La formation des observateurs devrait leur permettre d’expliquer, aux responsables du tribunal comme aux autres acteurs juridiques, le droit légal d’avoir accès aux procès ainsi que les objectifs et les buts visés par le programme d’observation. Si l’accès leur est refusé, les observateurs devraient demander à rencontrer le juge ou le président de la cour. Il peut être utile, lors d’une rencontre avec le juge ou tout autre acteur, d’avoir un document de programme à présenter. Les représentants de l’organisation chargée de l’observation devraient demeurer polis et posés et expliquer l’objectif de leur mission, en insistant sur le caractère indépendant et impartial de l’évaluation qu’ils comptent mener.
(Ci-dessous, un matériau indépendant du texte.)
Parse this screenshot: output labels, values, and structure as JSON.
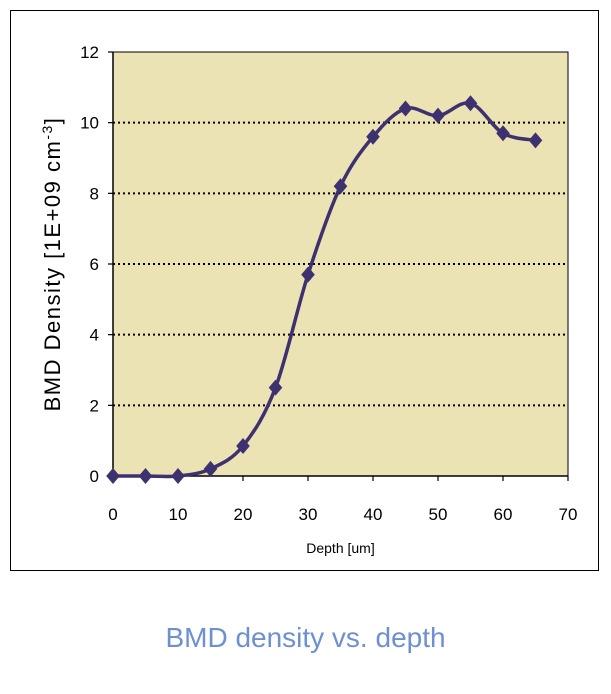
{
  "caption": "BMD density vs. depth",
  "chart_data": {
    "type": "line",
    "xlabel": "Depth [um]",
    "ylabel": "BMD Density [1E+09 cm",
    "ylabel_superscript": "-3",
    "ylabel_close": "]",
    "xlim": [
      0,
      70
    ],
    "ylim": [
      0,
      12
    ],
    "xticks": [
      0,
      10,
      20,
      30,
      40,
      50,
      60,
      70
    ],
    "yticks": [
      0,
      2,
      4,
      6,
      8,
      10,
      12
    ],
    "grid": "horizontal dotted",
    "series": [
      {
        "x": [
          0,
          5,
          10,
          15,
          20,
          25,
          30,
          35,
          40,
          45,
          50,
          55,
          60,
          65
        ],
        "values": [
          0,
          0,
          0,
          0.2,
          0.85,
          2.5,
          5.7,
          8.2,
          9.6,
          10.4,
          10.2,
          10.55,
          9.7,
          9.5
        ]
      }
    ],
    "colors": {
      "plot_background": "#ece3b4",
      "line": "#3e3170",
      "marker": "#3e3170",
      "caption": "#6e8fd0"
    },
    "marker": "diamond"
  }
}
Si, ultimement, la demande est refusée par le juge responsable du procès ou par le président de la cour, les observateurs devraient demander à ce dernier d’expliquer la raison pour laquelle on refuse à l’accusé ou aux accusés le droit à un procès public. En incluant dans le rapport d’observation le refus et le raisonnement du juge, les groupes réussiront peut-être à susciter davantage de critiques à l’endroit de ce refus, incitant ainsi les responsables à faciliter l’accès au procès dans ce cas particulier ; en outre, le fait de rapporter de tels incidents peut rendre un grand service aux groupes qui réclament de façon générale la tenue de procès plus ouverts et transparents.


PENDANT LE PROCÈS

La conduite des observateurs du procès
Le principe le plus important que les observateurs doivent respecter est celui de la non-intervention. Il est essentiel que les observateurs ne minent pas l’indépendance de la cour. Les observateurs ne devraient jamais interrompre une procédure ou intervenir dans le processus judiciaire et devraient demeurer impartiaux en tout temps. En outre, il faut généralement que les organisations évitent d’exprimer leur point de vue quant au fond du litige (voir les exceptions à cette règle au chapitre « Évaluer le bien-fondé d’une cause »).
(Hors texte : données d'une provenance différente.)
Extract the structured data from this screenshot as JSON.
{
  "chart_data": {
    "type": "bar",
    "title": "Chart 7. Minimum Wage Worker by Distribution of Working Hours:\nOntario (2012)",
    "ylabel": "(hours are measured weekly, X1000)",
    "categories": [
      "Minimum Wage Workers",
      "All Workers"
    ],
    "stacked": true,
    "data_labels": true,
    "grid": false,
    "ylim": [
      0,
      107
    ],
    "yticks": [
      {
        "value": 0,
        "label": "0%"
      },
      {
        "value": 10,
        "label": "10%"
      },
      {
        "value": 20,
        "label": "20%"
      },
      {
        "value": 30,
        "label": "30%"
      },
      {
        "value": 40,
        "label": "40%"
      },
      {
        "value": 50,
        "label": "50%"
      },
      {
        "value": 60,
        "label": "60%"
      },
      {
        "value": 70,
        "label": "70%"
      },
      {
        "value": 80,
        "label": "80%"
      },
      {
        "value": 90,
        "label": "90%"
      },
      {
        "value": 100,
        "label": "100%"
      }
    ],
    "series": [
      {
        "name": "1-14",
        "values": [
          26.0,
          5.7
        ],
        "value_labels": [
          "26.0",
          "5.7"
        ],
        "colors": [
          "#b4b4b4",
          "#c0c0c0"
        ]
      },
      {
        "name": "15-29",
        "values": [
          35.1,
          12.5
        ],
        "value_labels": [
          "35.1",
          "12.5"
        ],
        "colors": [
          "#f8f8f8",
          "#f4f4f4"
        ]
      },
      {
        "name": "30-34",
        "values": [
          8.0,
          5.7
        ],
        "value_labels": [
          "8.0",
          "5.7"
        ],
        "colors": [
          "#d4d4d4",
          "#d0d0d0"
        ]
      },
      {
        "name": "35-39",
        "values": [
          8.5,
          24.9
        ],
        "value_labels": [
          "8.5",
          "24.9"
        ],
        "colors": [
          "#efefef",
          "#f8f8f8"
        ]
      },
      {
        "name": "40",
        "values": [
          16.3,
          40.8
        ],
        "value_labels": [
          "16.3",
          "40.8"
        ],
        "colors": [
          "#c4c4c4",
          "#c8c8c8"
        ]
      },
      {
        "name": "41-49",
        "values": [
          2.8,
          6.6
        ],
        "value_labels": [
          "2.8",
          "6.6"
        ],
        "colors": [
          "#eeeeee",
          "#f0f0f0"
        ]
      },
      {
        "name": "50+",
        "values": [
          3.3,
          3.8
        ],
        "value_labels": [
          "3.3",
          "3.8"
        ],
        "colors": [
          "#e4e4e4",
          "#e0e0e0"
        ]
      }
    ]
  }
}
Les observateurs, pour afficher leur indépendance, choisiront idéalement de s’asseoir dans un endroit neutre par rapport à la poursuite, à la défense et aux témoins. Lorsque cela est impossible, il est conseillé aux observateurs de demander qu’on leur réserve un siège supplémentaire, neutre, dans la salle d’audience.

On recommande aux observateurs du procès d’éviter tout échange avec les acteurs d’une cause dans la salle d’audience, même si cela n’est pas toujours possible. Si certaines organisations disposent d’un règlement interdisant les contacts avec les acteurs du système de justice au cours d’une procédure judiciaire, d’autres demandent à leurs observateurs, parmi ceux qui doivent contacter une des deux parties, de rencontrer aussi, par souci d’impartialité, les représentants de la partie adverse.
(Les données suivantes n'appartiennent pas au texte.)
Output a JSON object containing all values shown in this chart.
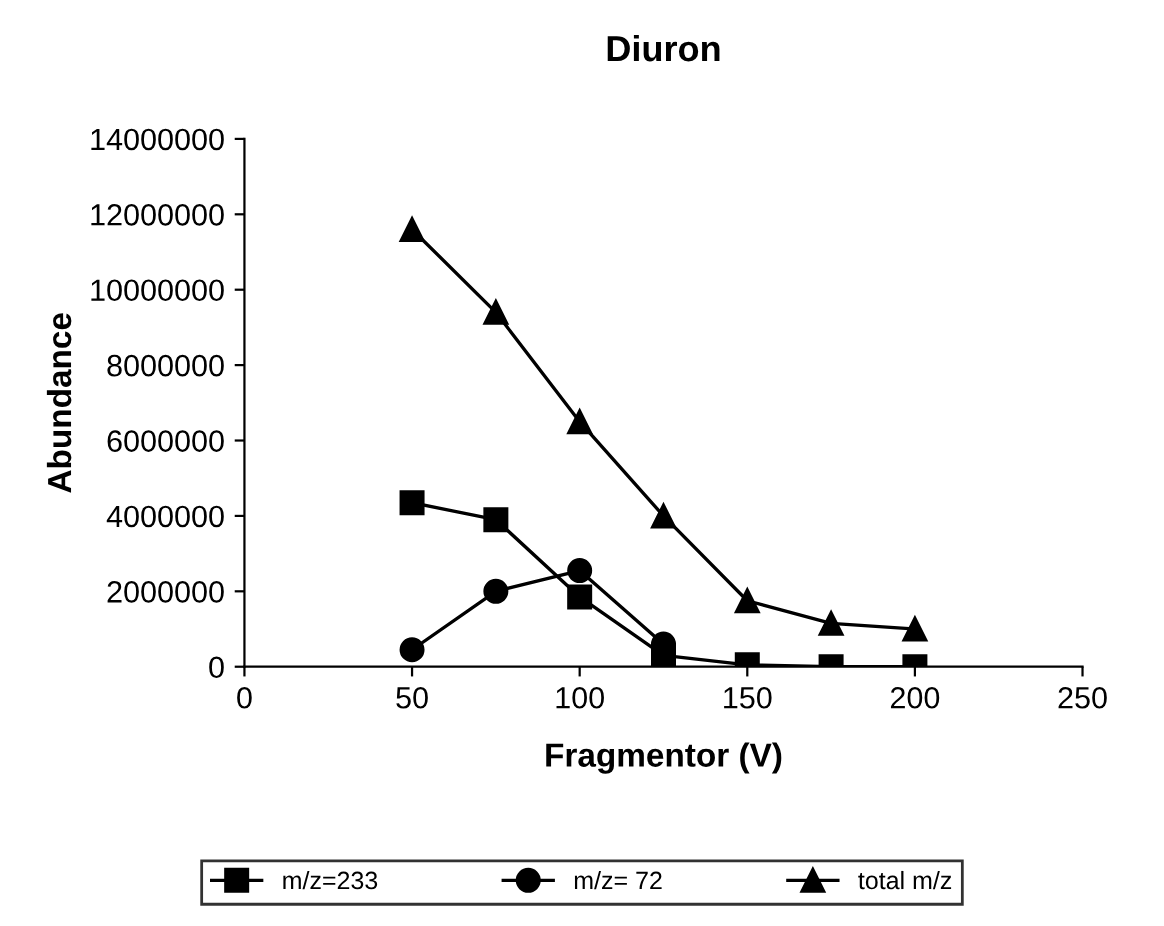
{
  "chart_data": {
    "type": "line",
    "title": "Diuron",
    "xlabel": "Fragmentor (V)",
    "ylabel": "Abundance",
    "x": [
      50,
      75,
      100,
      125,
      150,
      175,
      200
    ],
    "series": [
      {
        "name": "m/z=233",
        "color": "#000000",
        "marker": "square",
        "values": [
          4350000,
          3900000,
          1850000,
          300000,
          50000,
          0,
          0
        ]
      },
      {
        "name": "m/z= 72",
        "color": "#000000",
        "marker": "circle",
        "values": [
          450000,
          2000000,
          2550000,
          600000,
          null,
          null,
          null
        ]
      },
      {
        "name": "total m/z",
        "color": "#000000",
        "marker": "triangle",
        "values": [
          11600000,
          9400000,
          6500000,
          4000000,
          1750000,
          1150000,
          1000000
        ]
      }
    ],
    "xlim": [
      0,
      250
    ],
    "xticks": [
      0,
      50,
      100,
      150,
      200,
      250
    ],
    "ylim": [
      0,
      14000000
    ],
    "yticks": [
      0,
      2000000,
      4000000,
      6000000,
      8000000,
      10000000,
      12000000,
      14000000
    ],
    "grid": false,
    "legend": "bottom",
    "line_style": "solid"
  }
}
Les organisations observatrices sont également tenues, lorsque la cour l’exige, de respecter la confidentialité de la procédure afin de protéger, notamment, les victimes, les jeunes ou les accusés. Les juges indiquent clairement qu’une interdiction de publication frappe les informations relatives au procès qu’ils président ; or, les observateurs qui arrivent en retard à un procès ou qui obtiennent des informations ou des documents auprès de sources secondaires devraient s’assurer, avant de les publier, que les informations qu’ils ont obtenues ne sont pas visées par une ordonnance de non-publication. L’organisation devrait communiquer, oralement et par écrit, son engagement vis-à-vis de la confidentialité des informations à son personnel impliqué dans un projet d’observation. De plus, il pourrait s’avérer utile de mettre sur papier cet engagement dans un document de programme à remettre aux administrateurs et aux représentants du gouvernement qui hésiteraient à divulguer certaines informations.

Les observateurs devraient toujours agir avec professionnalisme et traiter avec respect tous les acteurs de la cour. Ils auront intérêt à se présenter au tribunal suffisamment tôt pour s’assurer d’avoir le temps de trouver la salle d’audience, une tâche parfois ardue, et de ne pas interrompre la procédure en arrivant en retard.

Enfin, les observateurs devraient faire connaître la raison de leur présence et leur rôle à la cour afin d’influencer les acteurs dans le sens de l’équité et de l’application régulière de la loi. De manière générale, les observateurs devraient tenter de prendre place dans un endroit visible de tous, afin que les acteurs juridiques sachent qu’un observateur est à l’écoute et qu’il prend des notes. (Dans certains pays, on interdit au public de prendre des notes ; le cas échéant, les observateurs devraient rencontrer le président de la cour et lui demander une exemption.)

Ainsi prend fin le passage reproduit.